Nintendo s'est choisi comme nouveau patron un ex-banquier tout ce qu'il y a de moins joueur mais entouré de deux vétérans du secteur, une troïka censée sortir le pionnier du divertissement numérique du trou où l'ont précipité les téléphones intelligents.

«Expérience de jeu zéro»: les journaux japonais ne s'embarrassent pas de mots pour qualifier Tatsumi Kimishima, 65 ans, nommé lundi PDG de la célèbre entreprise de Kyoto.

Sans patron depuis début juillet après le décès soudain du charismatique développeur Satoru Iwata, Nintendo n'avait pas de potentiel successeur tout désigné. M. Iwata, qui n'avait que 55 ans, n'avait pas prévu la relève.

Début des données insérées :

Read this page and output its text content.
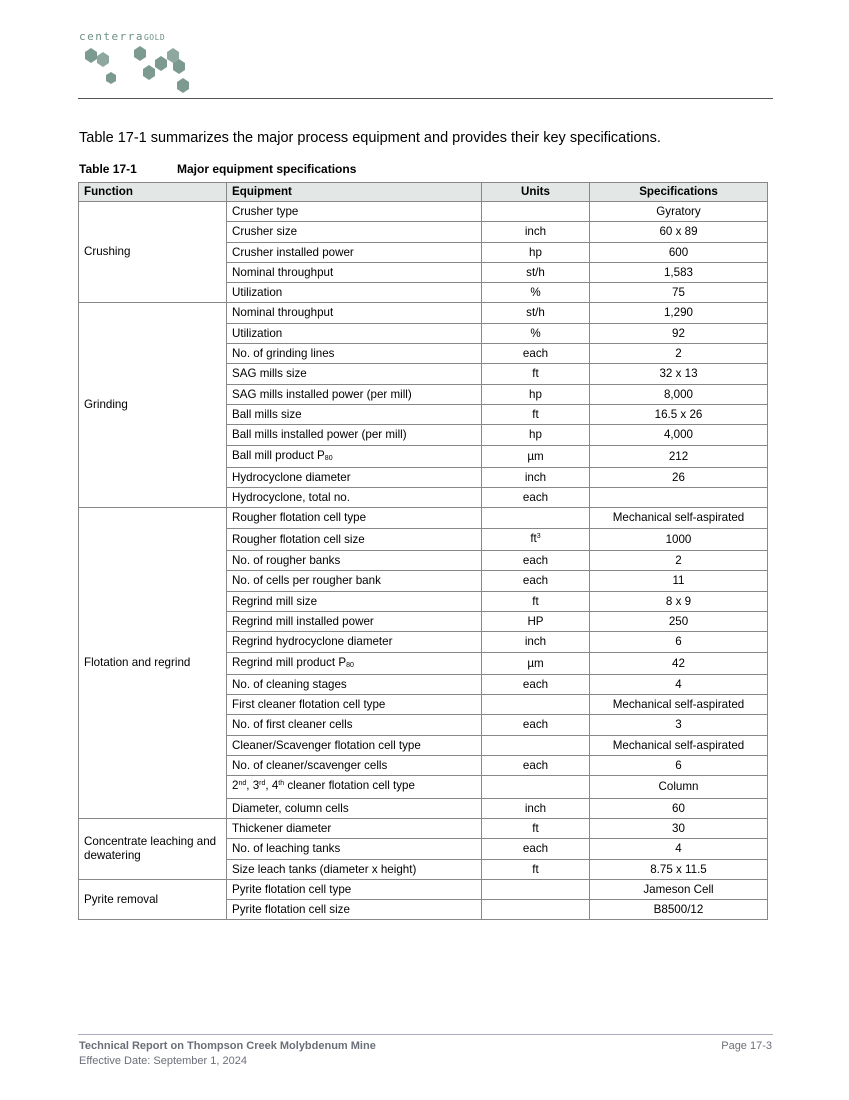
centerraGOLD
Table 17-1 summarizes the major process equipment and provides their key specifications.
Table 17-1	Major equipment specifications
Function	Equipment	Units	Specifications
Crushing	Crusher type		Gyratory
	Crusher size	inch	60 x 89
	Crusher installed power	hp	600
	Nominal throughput	st/h	1,583
	Utilization	%	75
Grinding	Nominal throughput	st/h	1,290
	Utilization	%	92
	No. of grinding lines	each	2
	SAG mills size	ft	32 x 13
	SAG mills installed power (per mill)	hp	8,000
	Ball mills size	ft	16.5 x 26
	Ball mills installed power (per mill)	hp	4,000
	Ball mill product $P_{80}$	µm	212
	Hydrocyclone diameter	inch	26
	Hydrocyclone, total no.	each	
Flotation and regrind	Rougher flotation cell type		Mechanical self-aspirated
	Rougher flotation cell size	$ft^3$	1000
	No. of rougher banks	each	2
	No. of cells per rougher bank	each	11
	Regrind mill size	ft	8 x 9
	Regrind mill installed power	HP	250
	Regrind hydrocyclone diameter	inch	6
	Regrind mill product $P_{80}$	µm	42
	No. of cleaning stages	each	4
	First cleaner flotation cell type		Mechanical self-aspirated
	No. of first cleaner cells	each	3
	Cleaner/Scavenger flotation cell type		Mechanical self-aspirated
	No. of cleaner/scavenger cells	each	6
	2nd, 3rd, 4th cleaner flotation cell type		Column
	Diameter, column cells	inch	60
Concentrate leaching and dewatering	Thickener diameter	ft	30
	No. of leaching tanks	each	4
	Size leach tanks (diameter x height)	ft	8.75 x 11.5
Pyrite removal	Pyrite flotation cell type		Jameson Cell
	Pyrite flotation cell size		B8500/12
Technical Report on Thompson Creek Molybdenum Mine
Effective Date: September 1, 2024
Page 17-3
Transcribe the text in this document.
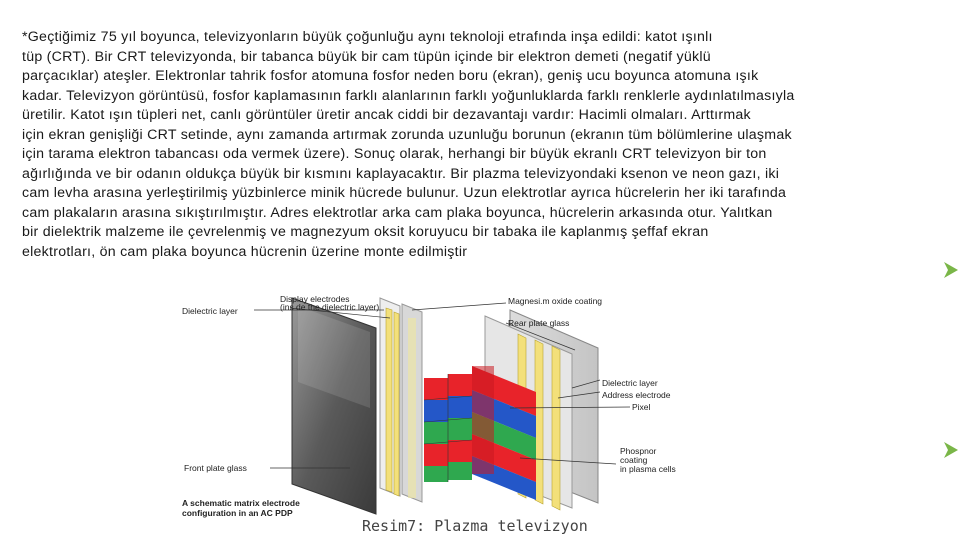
*Geçtiğimiz 75 yıl boyunca, televizyonların büyük çoğunluğu aynı teknoloji etrafında inşa edildi: katot ışınlı
tüp (CRT). Bir CRT televizyonda, bir tabanca büyük bir cam tüpün içinde bir elektron demeti (negatif yüklü
parçacıklar) ateşler. Elektronlar tahrik fosfor atomuna fosfor neden boru (ekran), geniş ucu boyunca atomuna ışık
kadar. Televizyon görüntüsü, fosfor kaplamasının farklı alanlarının farklı yoğunluklarda farklı renklerle aydınlatılmasıyla
üretilir. Katot ışın tüpleri net, canlı görüntüler üretir ancak ciddi bir dezavantajı vardır: Hacimli olmaları. Arttırmak
için ekran genişliği CRT setinde, aynı zamanda artırmak zorunda uzunluğu borunun (ekranın tüm bölümlerine ulaşmak
için tarama elektron tabancası oda vermek üzere). Sonuç olarak, herhangi bir büyük ekranlı CRT televizyon bir ton
ağırlığında ve bir odanın oldukça büyük bir kısmını kaplayacaktır. Bir plazma televizyondaki ksenon ve neon gazı, iki
cam levha arasına yerleştirilmiş yüzbinlerce minik hücrede bulunur. Uzun elektrotlar ayrıca hücrelerin her iki tarafında
cam plakaların arasına sıkıştırılmıştır. Adres elektrotlar arka cam plaka boyunca, hücrelerin arkasında otur. Yalıtkan
bir dielektrik malzeme ile çevrelenmiş ve magnezyum oksit koruyucu bir tabaka ile kaplanmış şeffaf ekran
elektrotları, ön cam plaka boyunca hücrenin üzerine monte edilmiştir

Dielectric layer
Display electrodes
(ins de the dielectric layer)
Magnesi.m oxide coating
Rear plate glass
Dielectric layer
Address electrode
Pixel
Phospnor
coating
in plasma cells
Front plate glass
A schematic matrix electrode
configuration in an AC PDP

Resim7: Plazma televizyon
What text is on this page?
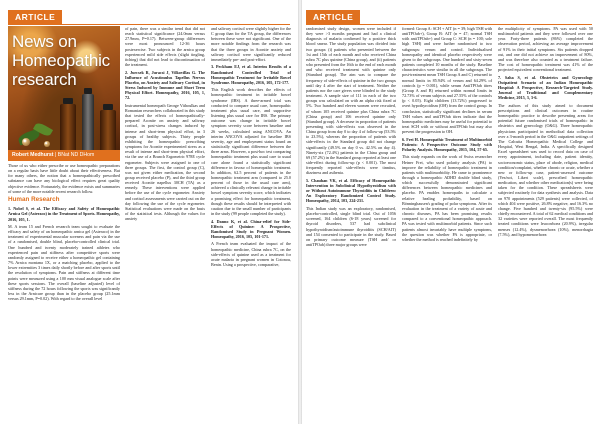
ARTICLE
News on
Homeopathic
research
Robert Medhurst | BNat ND DHom

Those of us who either prescribe or use homeopathic preparations on a regular basis have little doubt about their effectiveness. But for many others, the notion that a homeopathically prescribed substance can have any biological effect requires great quality objective evidence. Fortunately, the evidence exists and summaries of some of the more notable recent research follow.

Human Research

1. Nobel S, et al. The Efficacy and Safety of Homeopathic Arnica Gel (Asteraco) in the Treatment of Sports. Homeopathy, 2016, 105, 1.

M. A team 15 and French research team sought to evaluate the efficacy and safety of an homeopathic arnica gel (Asteraco) in the treatment of experimental muscular soreness and pain via the use of a randomised, double blind, placebo-controlled clinical trial. One hundred and twenty moderately trained athletes who experienced pain and stiffness after competitive sports were randomly assigned to receive either a homeopathic gel containing 7% Arnica montana 1X, or a matching placebo, applied to the lower extremities 3 times daily shortly before and after sports until the resolution of symptoms. Pain and stiffness at different time points were measured using a 100 mm visual analogue scale after these sports sessions. The overall (baseline adjusted) level of stiffness during the 72 hours following the sports was significantly less in the Arnicare group than in the placebo group (25.1mm versus 29.1mm, P=0.02). With regard to the overall level

of pain, there was a similar trend that did not reach statistical significance (24.0mm versus 27.9mm, P=0.17). Between-group differences were most pronounced 12-36 hours postexercise. Two subjects in the arnica group experienced mild side effects (slight tingling, itching) that did not lead to discontinuation of the treatment.

2. Jurcsek R, Juracsi J, Vilkovillas G. The Influence of Acustimulus Tapellus Nervus Placebo, on Anxiety and Salivary Cortisol, in Stress Induced by Immune and Short Term Physical Effort. Homeopathy, 2016, 105, 1, 72.

Instrumental homeopath George Vithoulkas and Romanian researchers collaborated in this study that tested the effects of homeopathically-prepared Aconite on anxiety and salivary cortisol, in post-stress changes induced by intense and short-term physical effort, in 3 groups of healthy subjects. Thirty people exhibiting the homeopathic prescribing symptoms for Aconite experimented stress as a result of intense and short-term physical effort, via the use of a Brunch Ergometric 978E cycle ergometer. Subjects were assigned to one of three groups. The first, the control group (C), was not given either medication, the second group received placebo (P), and the third group received Aconite napellus 30CH (TA) as a remedy. These interventions were applied before the use of the cycle ergometer. Anxiety and cortisol assessments were carried out on the day following the use of the cycle ergometer. Statistical evaluations were made on the basis of the statistical tests. Although the values for anxiety

and salivary cortisol were slightly higher for the C group than for the TA group, the differences between these were not significant. One of the more notable findings from the research was that the three groups in Aconite anxiety and salivary cortisol were significantly reduced immediately pre- and post-effort.

3. Peckham EJ, et al. Interim Results of a Randomised Controlled Trial of Homeopathic Treatment for Irritable Bowel Syndrome. Homeopathy, 2016, 105, 172-177.

This English work describes the effects of homeopathic treatment in irritable bowel syndrome (IBS). A three-armed trial was conducted to compare usual care, homeopathic treatment plus usual care, and supportive listening plus usual care for IBS. The primary outcome was change in irritable bowel symptom severity score between baseline and 26 weeks, calculated using ANCOVA. An interim ANCOVA adjusted for baseline IBS severity, age and employment status found an statistically significant difference between the three arms. However, a post-hoc test comparing homeopathic treatment plus usual care to usual care alone found a statistically significant difference in favour of homeopathic treatment. In addition, 62.5 percent of patients in the homeopathic treatment arm (compared to 25.0 percent of those in the usual care arm), achieved a clinically relevant change in irritable bowel symptom severity score, which indicates a promising effect for homeopathic treatment, though these results should be interpreted with caution due to the small number of participants in the study (99 people completed the study).

4. Danno K, et al. China-relief for Side-Effects of Quinine: A Prospective, Randomised Study in Pregnant Women. Homeopathy, 2016, 105, 101-171.

A French team evaluated the impact of the homeopathic medicine, China rubra 7C, on the side-effects of quinine used as a treatment for acute malaria in pregnant women in Cotonou, Benin. Using a prospective, comparative,

ARTICLE

randomised study design, women were included if they were >3 months pregnant and had a clinical diagnosis of malaria confirmed by a positive thick blood smear. The study population was divided into two groups: (i) patients who presented between the 1st and 15th of each month and who received China rubra 7C plus quinine (China group), and (ii) patients who presented from the 16th to the end of each month and who received treatment with quinine only (Standard group). The aim was to compare the frequency of side-effects of quinine in the two groups until day 4 after the start of treatment. Neither the patients nor the care givers were blinded to the study treatment. A sample size of 111 in each of the two groups was calculated on with an alpha risk fixed at 5%. Two hundred and eleven women were recruited, of whom 105 received quinine plus China rubra 7C (China group) and 106 received quinine only (Standard group). A decrease in proportion of patients presenting with side-effects was observed in the China group from day 0 to day 4 of follow-up (53.5% to 23.5%), whereas the proportion of patients with side-effects in the Standard group did not change significantly (49.5% on day 0 vs. 42.5% on day 4). Ninety-six (72.4%) patients in the China group and 69 (57.2%) in the Standard group reported at least one side-effect during follow-up (p < 0.001). The most frequently reported side-effects were tinnitus, dizziness and asthenia.

5. Chauhan VK, et al. Efficacy of Homeopathic Intervention in Subclinical Hypothyroidism with or Without Autoimmune Thyroiditis in Children: An Exploratory Randomized Control Study. Homeopathy, 2014, 103, 224-231.

This Indian study was an exploratory, randomised, placebo-controlled, single blind trial. Out of 1056 screened, 164 children (6-18 years) screened for thyroid disorders, 537 had subclinical hypothyroidism/autoimmune thyroiditis (SCH/AIT) and 154 consented to participate in the study. Based on primary outcome measure (TSH and/ or antiTPOab) three major groups were

formed: Group A: SCH + AIT (n = 39; high TSH with antiTPOab+), Group B: AIT (n = 47; normal TSH with antiTPOab+) and Group C: SCH (n = 100; sole high TSH) and were further randomised to two subgroups: verum and control. Individualised homeopathy and identical placebo respectively were given to the subgroups. One hundred and sixty-seven patients completed 10 months of the study. Baseline characteristics were similar in all the subgroups. The post-treatment mean TSH Group A and C) returned to normal limits in 85.94% of verum and 64.29% of controls (p = 0.001), while serum AntiTPOab titres (Group A and B) returned within normal limits in 72.73% of verum subjects and 27.55% of the controls (p < 0.05). Eight children (13.72%) progressed to overt hypothyroidism (OH) from the control group. In conclusion, statistically significant declines in serum TSH values and antiTPOab titres indicate that the homeopathic medicines may be useful for potential to treat SCH with or without antiTPOab but may also prevent the progression to OH.

6. Frei H. Homeopathic Treatment of Multimorbid Patients: A Prospective Outcome Study with Polarity Analysis. Homeopathy, 2015, 104, 57-65.

This study expands on the work of Swiss researcher Heiner Frei, who used polarity analysis (PA) to improve the reliability of homeopathic treatment in patients with multimorbidity. He came to prominence through a homeopathic ADHD double blind study, which successfully demonstrated significant differences between homeopathic medicines and placebo. PA enables homeopaths to calculate a relative healing probability, based on Bönninghausen's grading of polar symptoms. After its evaluation in the treatment of a variety of acute and chronic diseases, PA has been promising results compared to a conventional homeopathic approach. PA was tested with multimorbid patients. Since such patients almost invariably have multiple symptoms, the question was whether PA is appropriate, or whether the method is reached indefinitely by

the multiplicity of symptoms. PA was used with 50 multimorbid patients and they were followed over one year. Forty-three patients (86%) completed the observation period, achieving an average improvement of 91% in their initial symptoms. Six patients dropped out, and one did not achieve an improvement of 80%, and was therefore also counted as a treatment failure. The cost of homeopathic treatment was 41% of the projected equivalent conventional treatment.

7. Saha S, et al. Obstetrics and Gynecology Outpatient Scenario of an Indian Homeopathic Hospital: A Prospective, Research-Targeted Study. Journal of Traditional and Complementary Medicine, 2015, 3, 3-6.

The authors of this study aimed to document prescriptions and clinical outcomes in routine homeopathic practice to describe presenting areas for potential future randomised trials of homeopathic in obstetrics and gynecology (O&G). Three homeopathic physicians participated in methodical data collection over a 3-month period in the O&G outpatient settings of The Calcutta Homeopathic Medical College and Hospital, West Bengal, India. A specifically designed Excel spreadsheet was used to record data on case of every appointment, including date, patient identity, socioeconomic status, place of abode, religion, medical condition/complaint, whether chronic or acute, whether a new or follow-up case, patient-assessed outcome (Yes/not, Likert scale), prescribed homeopathic medication, and whether other medication(s) were being taken for the condition. These spreadsheets were subjected routinely for data synthesis and analysis. Data on 970 appointments (529 patients) were collected, of which 404 were positive, 26.8% negative, and 16.3% no change. Five hundred and twenty-six (95.5%) were chiefly encountered. A total of 62 medical conditions and 32 varieties were reported overall. The most frequently treated conditions were leucorrhoea (20.9%), irregular menses (12.4%), dysmenorrhoea (10%), menorrhagia (7.5%), and hypomenorrhoea
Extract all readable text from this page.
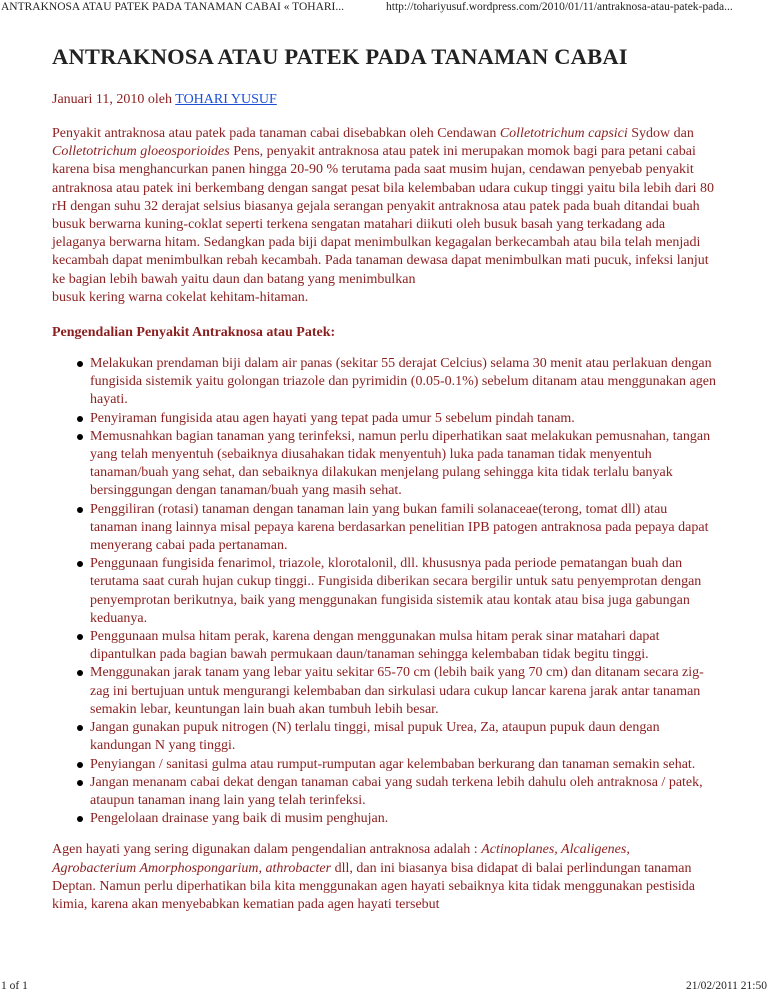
ANTRAKNOSA ATAU PATEK PADA TANAMAN CABAI « TOHARI...	http://tohariyusuf.wordpress.com/2010/01/11/antraknosa-atau-patek-pada...
ANTRAKNOSA ATAU PATEK PADA TANAMAN CABAI
Januari 11, 2010 oleh TOHARI YUSUF

Penyakit antraknosa atau patek pada tanaman cabai disebabkan oleh Cendawan Colletotrichum capsici Sydow dan Colletotrichum gloeosporioides Pens, penyakit antraknosa atau patek ini merupakan momok bagi para petani cabai karena bisa menghancurkan panen hingga 20-90 % terutama pada saat musim hujan, cendawan penyebab penyakit antraknosa atau patek ini berkembang dengan sangat pesat bila kelembaban udara cukup tinggi yaitu bila lebih dari 80 rH dengan suhu 32 derajat selsius biasanya gejala serangan penyakit antraknosa atau patek pada buah ditandai buah busuk berwarna kuning-coklat seperti terkena sengatan matahari diikuti oleh busuk basah yang terkadang ada jelaganya berwarna hitam. Sedangkan pada biji dapat menimbulkan kegagalan berkecambah atau bila telah menjadi kecambah dapat menimbulkan rebah kecambah. Pada tanaman dewasa dapat menimbulkan mati pucuk, infeksi lanjut ke bagian lebih bawah yaitu daun dan batang yang menimbulkan

busuk kering warna cokelat kehitam-hitaman.

Pengendalian Penyakit Antraknosa atau Patek:
Melakukan prendaman biji dalam air panas (sekitar 55 derajat Celcius) selama 30 menit atau perlakuan dengan fungisida sistemik yaitu golongan triazole dan pyrimidin (0.05-0.1%) sebelum ditanam atau menggunakan agen hayati.
Penyiraman fungisida atau agen hayati yang tepat pada umur 5 sebelum pindah tanam.
Memusnahkan bagian tanaman yang terinfeksi, namun perlu diperhatikan saat melakukan pemusnahan, tangan yang telah menyentuh (sebaiknya diusahakan tidak menyentuh) luka pada tanaman tidak menyentuh tanaman/buah yang sehat, dan sebaiknya dilakukan menjelang pulang sehingga kita tidak terlalu banyak bersinggungan dengan tanaman/buah yang masih sehat.
Penggiliran (rotasi) tanaman dengan tanaman lain yang bukan famili solanaceae(terong, tomat dll) atau tanaman inang lainnya misal pepaya karena berdasarkan penelitian IPB patogen antraknosa pada pepaya dapat menyerang cabai pada pertanaman.
Penggunaan fungisida fenarimol, triazole, klorotalonil, dll. khususnya pada periode pematangan buah dan terutama saat curah hujan cukup tinggi.. Fungisida diberikan secara bergilir untuk satu penyemprotan dengan penyemprotan berikutnya, baik yang menggunakan fungisida sistemik atau kontak atau bisa juga gabungan keduanya.
Penggunaan mulsa hitam perak, karena dengan menggunakan mulsa hitam perak sinar matahari dapat dipantulkan pada bagian bawah permukaan daun/tanaman sehingga kelembaban tidak begitu tinggi.
Menggunakan jarak tanam yang lebar yaitu sekitar 65-70 cm (lebih baik yang 70 cm) dan ditanam secara zig-zag ini bertujuan untuk mengurangi kelembaban dan sirkulasi udara cukup lancar karena jarak antar tanaman semakin lebar, keuntungan lain buah akan tumbuh lebih besar.
Jangan gunakan pupuk nitrogen (N) terlalu tinggi, misal pupuk Urea, Za, ataupun pupuk daun dengan kandungan N yang tinggi.
Penyiangan / sanitasi gulma atau rumput-rumputan agar kelembaban berkurang dan tanaman semakin sehat.
Jangan menanam cabai dekat dengan tanaman cabai yang sudah terkena lebih dahulu oleh antraknosa / patek, ataupun tanaman inang lain yang telah terinfeksi.
Pengelolaan drainase yang baik di musim penghujan.

Agen hayati yang sering digunakan dalam pengendalian antraknosa adalah : Actinoplanes, Alcaligenes, Agrobacterium Amorphospongarium, athrobacter dll, dan ini biasanya bisa didapat di balai perlindungan tanaman Deptan. Namun perlu diperhatikan bila kita menggunakan agen hayati sebaiknya kita tidak menggunakan pestisida kimia, karena akan menyebabkan kematian pada agen hayati tersebut

1 of 1	21/02/2011 21:50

M. Kimishima a été appelé chez Nintendo par le prédécesseur de M. Iwata, Hiroshi Yamauchi, qui a dirigé la maison pendant un demi-siècle de 1949 à 2002. Il a une longue expérience aux États-Unis où il a notamment été à la tête de la filiale locale.

Chef des affaires générales et des ressources humaines de Nintendo jusqu'à ce jour, il en deviendra officiellement PDG mercredi.

«Il est impossible de diriger une société de jeux simplement avec des chiffres», a-t-il déclaré lundi soir lors d'une conférence de presse, montrant ainsi que tout ex-banquier qu'il est, il n'est pas obnubilé par les comptes mais a conscience des particularités du secteur.

C'est en fait un trio qui va désormais présider aux destinées de Nintendo, avec derrière M. Kimishima le célèbre créateur de jeux et personnages Shigeru Miyamoto, père entre autres de Mario qui vient de fêter ses 30 ans, et Genyo Takeda, une autre tête pensante versée dans la technique.

Quelle stratégie face aux téléphones intelligents ? 

M. Kimishima a promis lundi de «réaliser les projets» initiés par son prédécesseur, parmi lesquels une nouvelle console dont on ne sait encore rien si ce n'est qu'elle est baptisée du nom de code NX.

Mais c'est surtout sur le terrain des téléphones intelligents que M. Kimishima est attendu. Peu de temps avant de disparaître, et alors qu'il était déjà atteint du cancer qui l'a emporté, M. Iwata avait assoupli sa position vis-à-vis des jeux pour mobiles.

Il avait ainsi consenti à engager Nintendo dans un partenariat avec la société japonaise DeNA, afin de développer des applications pour les téléphones intelligents, tout en insistant sur le fait qu'il n'était pas question de proposer pour ces appareils les mêmes titres que pour consoles.

Le but de cette entente est en fait d'exploiter tout ou partie des célèbres personnages de Nintendo, Mario, Pikachu et d'autres encore, dans des applications, ainsi que de gérer en commun un service d'utilisateurs et un programme de fidélité.

L'action du pionnier japonais des jeux vidéo s'était envolée de 21% au lendemain de l'annonce de ces développements.

Nintendo avait quasi quadruplé ses revenus et dégagé des profits records croissants entre 2002 et 2007, grâce aux consoles portables DS et fixes Wii imaginées sous la houlette de M. Iwata, mais depuis tout va de mal en pis à mesure que grossit le marché des contenus et divertissements sur téléphones intelligents.

Même si la société s'est décidée à franchir le Rubicon pour («enfin», disent analystes et actionnaires) proposer des dérivés de ses jeux pour les mobiles, la priorité reste la stratégie sur les consoles.

La nomination de M. Kimishima, annoncée lundi après la fermeture de la Bourse de Tokyo, a été accueillie sans enthousiasme par les investisseurs. Le titre gagnait 1% à l'ouverture du marché mardi matin mais est vite passé ensuite en territoire négatif.

«La nouvelle direction va très probablement suivre les récents plans pensés par M. Iwata», a commenté l'institut Nomura, un avis partagé par quasiment tous les analystes cités dans la presse, selon lesquels les attributions seront bien partagées entre les trois personnes de tête, M. Kimishima laissant à MM. Miyamoto et Takeda les rôles créatifs.